The participation criterion is a social choice criterion that characterizes voting rules. A voting rule satisfies this criterion if, considering a is the winner of the election, the addition of a ballot where candidate a is preferred to candidate b should not make b win.
When a voting rule fails the participation criterion, the phenomenon is called the no-show paradox (Fishburn and Brams, 1983). With this paradox comes several questions.
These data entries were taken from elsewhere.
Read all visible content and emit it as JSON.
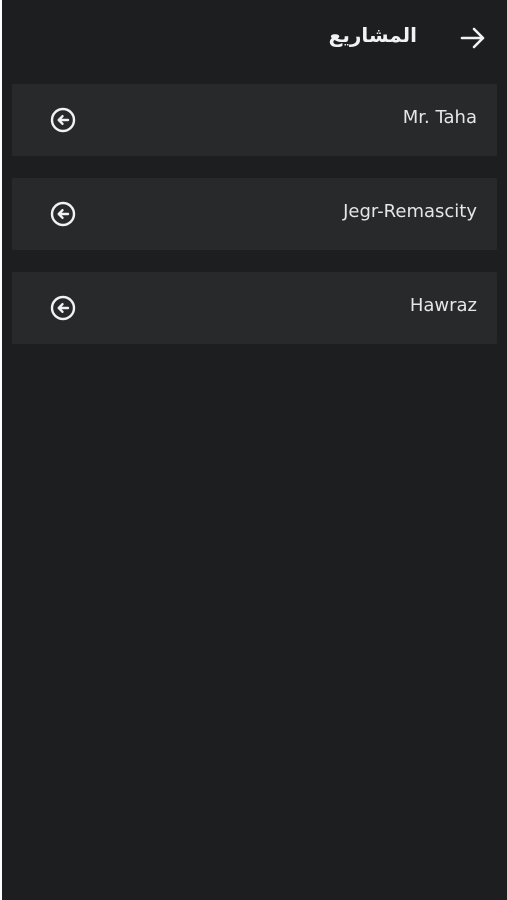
{
  "header": {
    "title": "المشاريع",
    "back_icon": "arrow-right-icon"
  },
  "projects": [
    {
      "label": "Mr. Taha",
      "icon": "circle-arrow-left-icon"
    },
    {
      "label": "Jegr-Remascity",
      "icon": "circle-arrow-left-icon"
    },
    {
      "label": "Hawraz",
      "icon": "circle-arrow-left-icon"
    }
  ],
  "colors": {
    "background": "#1d1e20",
    "card": "#28292b",
    "text": "#e6e6e6"
  }
}
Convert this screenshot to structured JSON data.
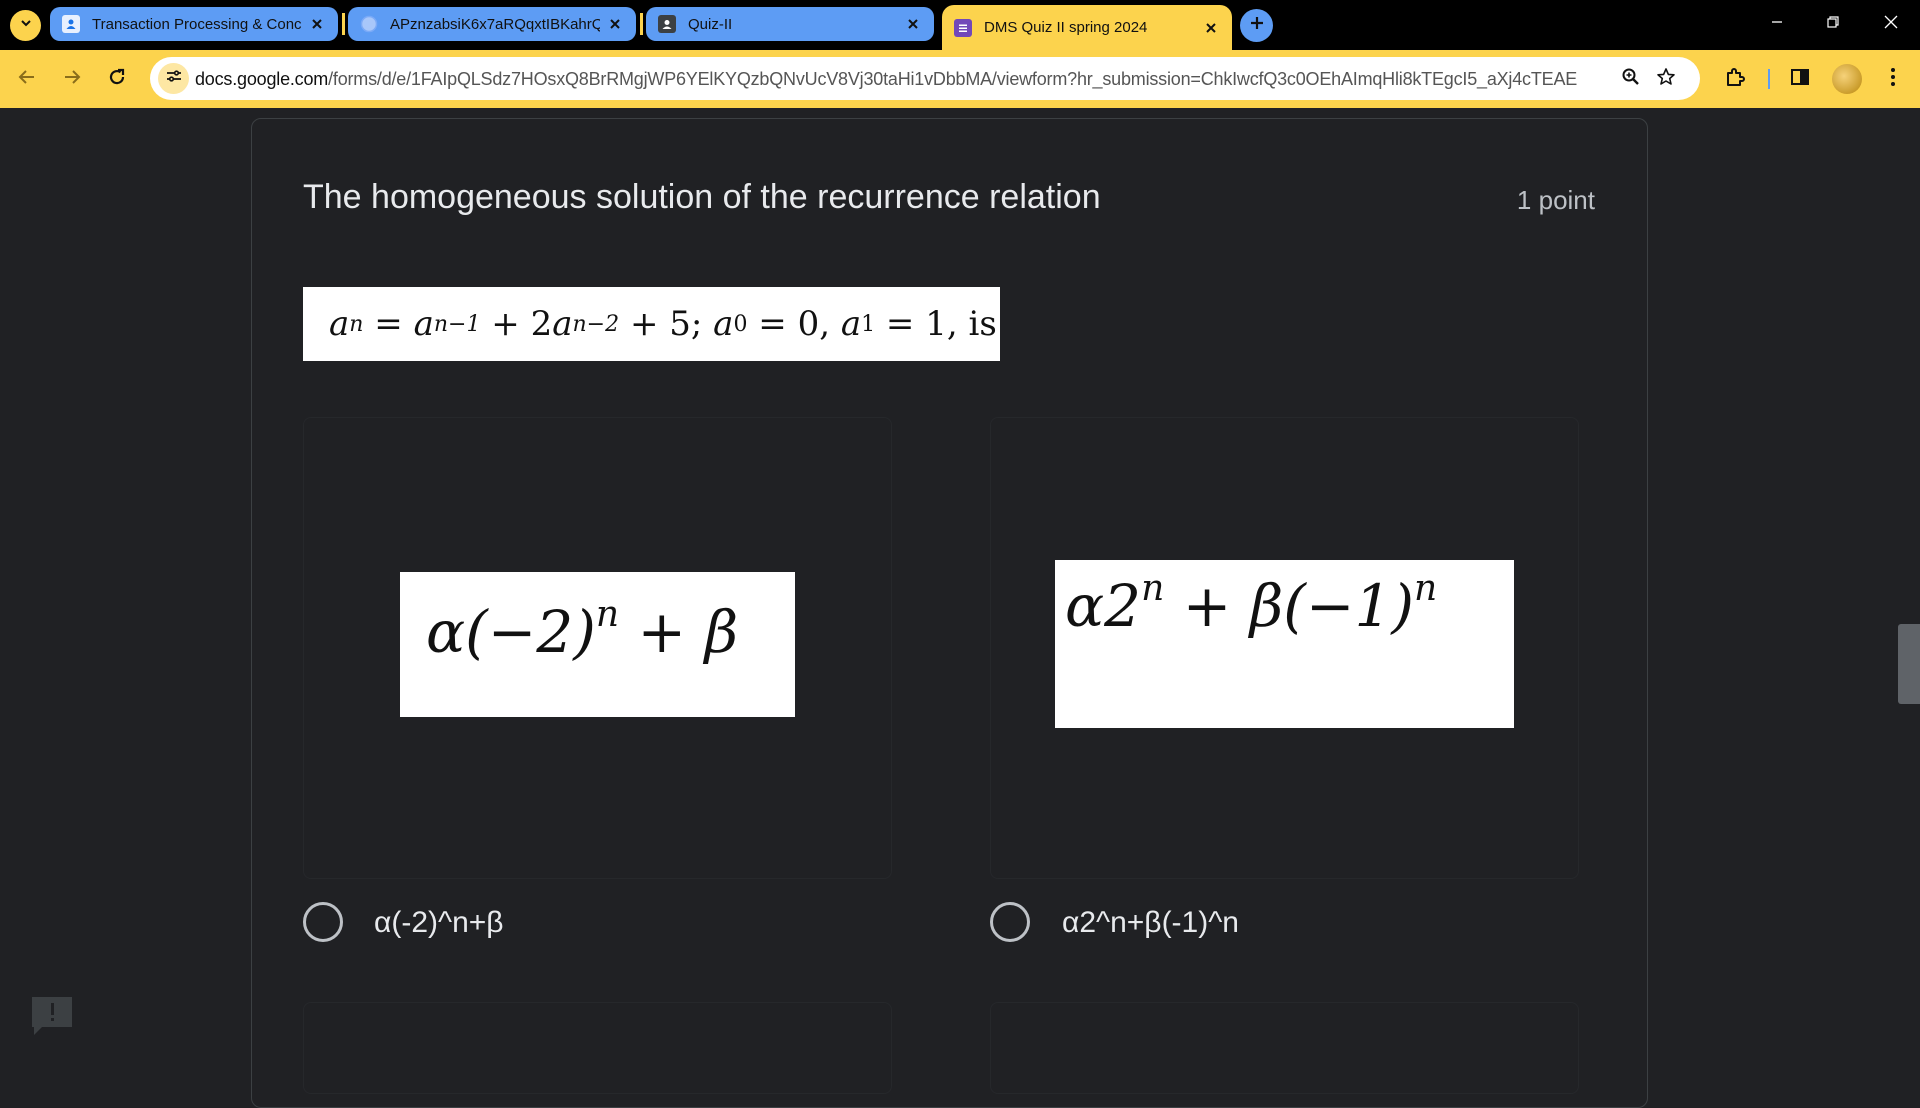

One of them is to obtain a bound (on the number of candidates and/or voters) that characterizes the criterion’s satisfaction for a given voting rule.
In this talk, I will first present the participation criterion, some voting rules that satisfy it and some that do not (Moulin, 1987). Then, I will focus an article of Brandt et al. (2017), which presents a way to obtain optimal bounds for the no-show paradox via SAT solving.

References
Felix Brandt, Christian Geist, and Dominik Peters. Optimal bounds for the no-show paradox via SAT solving. 2017.
Peter C. Fishburn and Steven J. Brams. Paradoxes of preferential voting. 1983.
Hervé Moulin. Condorcet’s principle implies the no show paradox. 1987.